Google has got its knickers in a twist after IBM claimed that the search giant become the vendor with the highest percentage of unpatched critical and high-risk bugs. Then Google shouted at IBM and admitted that it was the dodgiest after all.
The company and another unnamed software provider challenged the claims by IBM, which said it was top of the class for the first half of the year in its IBM X-Force 2010 Mid-Year Trend and Risk Report. It has had to revise this after Google kicked off.
Adam Mein, a member of the Google Security team wrote in a blog: “We questioned a number of surprising findings concerning Google’s vulnerability rate and response record, and after discussions with IBM, we discovered a number of errors that had important implications for the report’s conclusions. IBM worked together with us and promptly issued a correction to address the inaccuracies.”

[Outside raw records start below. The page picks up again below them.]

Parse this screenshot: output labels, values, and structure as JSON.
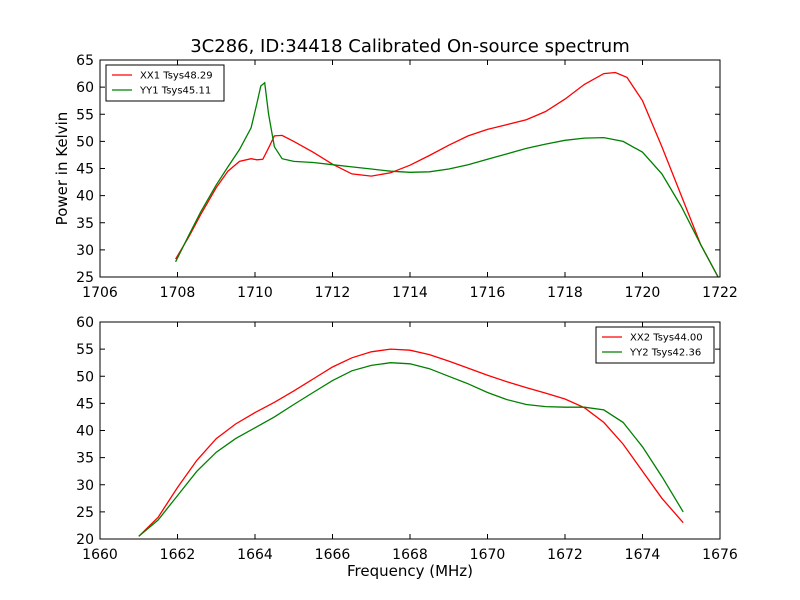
{
  "figure": {
    "title": "3C286, ID:34418 Calibrated On-source spectrum",
    "xlabel": "Frequency (MHz)"
  },
  "chart_data": [
    {
      "type": "line",
      "title": "3C286, ID:34418 Calibrated On-source spectrum",
      "xlabel": "",
      "ylabel": "Power in Kelvin",
      "xlim": [
        1706,
        1722
      ],
      "ylim": [
        25,
        65
      ],
      "xticks": [
        1706,
        1708,
        1710,
        1712,
        1714,
        1716,
        1718,
        1720,
        1722
      ],
      "yticks": [
        25,
        30,
        35,
        40,
        45,
        50,
        55,
        60,
        65
      ],
      "grid": false,
      "legend_position": "top-left",
      "series": [
        {
          "name": "XX1 Tsys48.29",
          "color": "#ff0000",
          "x": [
            1707.95,
            1708.3,
            1708.6,
            1709.0,
            1709.3,
            1709.6,
            1709.9,
            1710.05,
            1710.2,
            1710.35,
            1710.5,
            1710.7,
            1711.0,
            1711.5,
            1712.0,
            1712.5,
            1713.0,
            1713.5,
            1714.0,
            1714.5,
            1715.0,
            1715.5,
            1716.0,
            1716.5,
            1717.0,
            1717.5,
            1718.0,
            1718.5,
            1719.0,
            1719.3,
            1719.6,
            1720.0,
            1720.5,
            1721.0,
            1721.5,
            1721.95
          ],
          "y": [
            28.3,
            32.5,
            36.5,
            41.5,
            44.5,
            46.3,
            46.8,
            46.6,
            46.7,
            48.8,
            51.0,
            51.1,
            50.0,
            48.0,
            45.8,
            44.0,
            43.6,
            44.2,
            45.6,
            47.4,
            49.3,
            51.0,
            52.2,
            53.1,
            54.0,
            55.5,
            57.8,
            60.5,
            62.5,
            62.7,
            61.8,
            57.5,
            49.0,
            40.0,
            31.0,
            25.0
          ]
        },
        {
          "name": "YY1 Tsys45.11",
          "color": "#008000",
          "x": [
            1707.95,
            1708.3,
            1708.6,
            1709.0,
            1709.3,
            1709.6,
            1709.9,
            1710.05,
            1710.15,
            1710.25,
            1710.35,
            1710.5,
            1710.7,
            1711.0,
            1711.5,
            1712.0,
            1712.5,
            1713.0,
            1713.5,
            1714.0,
            1714.5,
            1715.0,
            1715.5,
            1716.0,
            1716.5,
            1717.0,
            1717.5,
            1718.0,
            1718.5,
            1719.0,
            1719.5,
            1720.0,
            1720.5,
            1721.0,
            1721.5,
            1721.95
          ],
          "y": [
            27.8,
            32.8,
            37.0,
            42.0,
            45.3,
            48.5,
            52.5,
            57.0,
            60.2,
            60.8,
            55.0,
            49.0,
            46.8,
            46.3,
            46.1,
            45.7,
            45.3,
            44.9,
            44.5,
            44.3,
            44.4,
            44.9,
            45.7,
            46.7,
            47.7,
            48.7,
            49.5,
            50.2,
            50.6,
            50.7,
            50.0,
            48.0,
            44.0,
            38.0,
            31.0,
            25.0
          ]
        }
      ]
    },
    {
      "type": "line",
      "title": "",
      "xlabel": "Frequency (MHz)",
      "ylabel": "",
      "xlim": [
        1660,
        1676
      ],
      "ylim": [
        20,
        60
      ],
      "xticks": [
        1660,
        1662,
        1664,
        1666,
        1668,
        1670,
        1672,
        1674,
        1676
      ],
      "yticks": [
        20,
        25,
        30,
        35,
        40,
        45,
        50,
        55,
        60
      ],
      "grid": false,
      "legend_position": "top-right",
      "series": [
        {
          "name": "XX2 Tsys44.00",
          "color": "#ff0000",
          "x": [
            1661.0,
            1661.5,
            1662.0,
            1662.5,
            1663.0,
            1663.5,
            1664.0,
            1664.5,
            1665.0,
            1665.5,
            1666.0,
            1666.5,
            1667.0,
            1667.5,
            1668.0,
            1668.5,
            1669.0,
            1669.5,
            1670.0,
            1670.5,
            1671.0,
            1671.5,
            1672.0,
            1672.5,
            1673.0,
            1673.5,
            1674.0,
            1674.5,
            1675.05
          ],
          "y": [
            20.5,
            24.0,
            29.5,
            34.5,
            38.5,
            41.2,
            43.3,
            45.2,
            47.3,
            49.5,
            51.7,
            53.4,
            54.5,
            55.0,
            54.8,
            54.0,
            52.8,
            51.5,
            50.2,
            49.0,
            47.9,
            46.9,
            45.8,
            44.2,
            41.5,
            37.5,
            32.5,
            27.5,
            23.0
          ]
        },
        {
          "name": "YY2 Tsys42.36",
          "color": "#008000",
          "x": [
            1661.0,
            1661.5,
            1662.0,
            1662.5,
            1663.0,
            1663.5,
            1664.0,
            1664.5,
            1665.0,
            1665.5,
            1666.0,
            1666.5,
            1667.0,
            1667.5,
            1668.0,
            1668.5,
            1669.0,
            1669.5,
            1670.0,
            1670.5,
            1671.0,
            1671.5,
            1672.0,
            1672.5,
            1673.0,
            1673.5,
            1674.0,
            1674.5,
            1675.05
          ],
          "y": [
            20.5,
            23.5,
            28.0,
            32.5,
            36.0,
            38.5,
            40.5,
            42.5,
            44.8,
            47.0,
            49.2,
            51.0,
            52.0,
            52.5,
            52.3,
            51.4,
            50.0,
            48.6,
            47.0,
            45.7,
            44.8,
            44.4,
            44.3,
            44.3,
            43.8,
            41.5,
            37.0,
            31.5,
            25.0
          ]
        }
      ]
    }
  ]
}
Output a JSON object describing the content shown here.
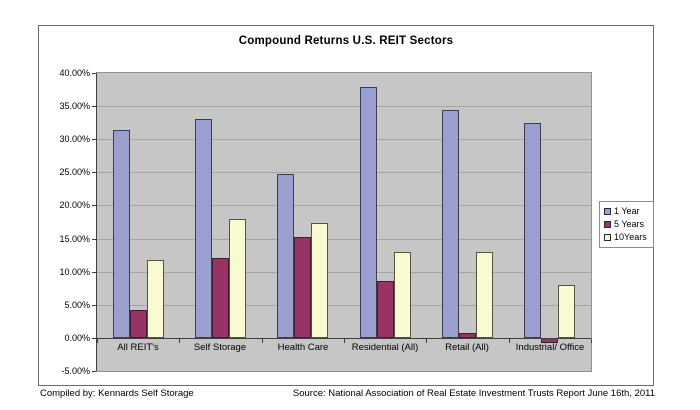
{
  "page": {
    "compiled_by": "Compiled by: Kennards Self Storage",
    "source": "Source: National Association of Real Estate Investment Trusts Report June 16th, 2011"
  },
  "chart_data": {
    "type": "bar",
    "title": "Compound Returns U.S. REIT Sectors",
    "categories": [
      "All REIT's",
      "Self Storage",
      "Health Care",
      "Residential (All)",
      "Retail (All)",
      "Industrial/ Office"
    ],
    "series": [
      {
        "name": "1 Year",
        "color": "#9a9fd0",
        "border": "#3d3d52",
        "values": [
          31.4,
          33.0,
          24.8,
          37.9,
          34.5,
          32.5
        ]
      },
      {
        "name": "5 Years",
        "color": "#993366",
        "border": "#3d2030",
        "values": [
          4.3,
          12.1,
          15.3,
          8.6,
          0.7,
          -0.7
        ]
      },
      {
        "name": "10Years",
        "color": "#fafad2",
        "border": "#55553d",
        "values": [
          11.8,
          18.0,
          17.3,
          13.0,
          13.0,
          8.0
        ]
      }
    ],
    "ylabel_format": "percent",
    "ylim": [
      -5,
      40
    ],
    "yticks": [
      {
        "label": "40.00%",
        "value": 40
      },
      {
        "label": "35.00%",
        "value": 35
      },
      {
        "label": "30.00%",
        "value": 30
      },
      {
        "label": "25.00%",
        "value": 25
      },
      {
        "label": "20.00%",
        "value": 20
      },
      {
        "label": "15.00%",
        "value": 15
      },
      {
        "label": "10.00%",
        "value": 10
      },
      {
        "label": "5.00%",
        "value": 5
      },
      {
        "label": "0.00%",
        "value": 0
      },
      {
        "label": "-5.00%",
        "value": -5
      }
    ],
    "grid": true,
    "legend_position": "right",
    "colors": {
      "plot_bg": "#c6c6c6",
      "grid": "#a6a6a6",
      "axis": "#3f3f3f",
      "frame_border": "#6b6b6b"
    }
  }
}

Tom Cross, manager of XForce Research, wrote in a blog: “As a consequence of this feedback, we have manually reassessed the CVSS scoring, remedy information, and vendor information for every vulnerability that impacted the percentages that appear in this chart.”
In the original version of the report, Google was shown with 33 percent of its critical and high-risk vulnerabilities unpatched, followed by IBM, with 29 percent and Oracle bought up the rear with 22 percent.
Now that IBM has had to revise the report, Google’s numbers are at zero percent and Sun went from 24 percent of unpatched bugs of all severity to eight percent, and from nine percent unpatched critical and high-risk ones to zero percent. IBM now shows the most critical and high-risk bugs without a patch – talk about shooting yourself in the foot.
According to Mein it turns out that the 33 percent figure was based on the belief that one of the three vulnerabilities affecting Google during the first half of 2010 remained unpatched. In fact, as Mein explained, that one item was mistakenly assumed to be a security flaw due to some confusion about the terminology used to describe it.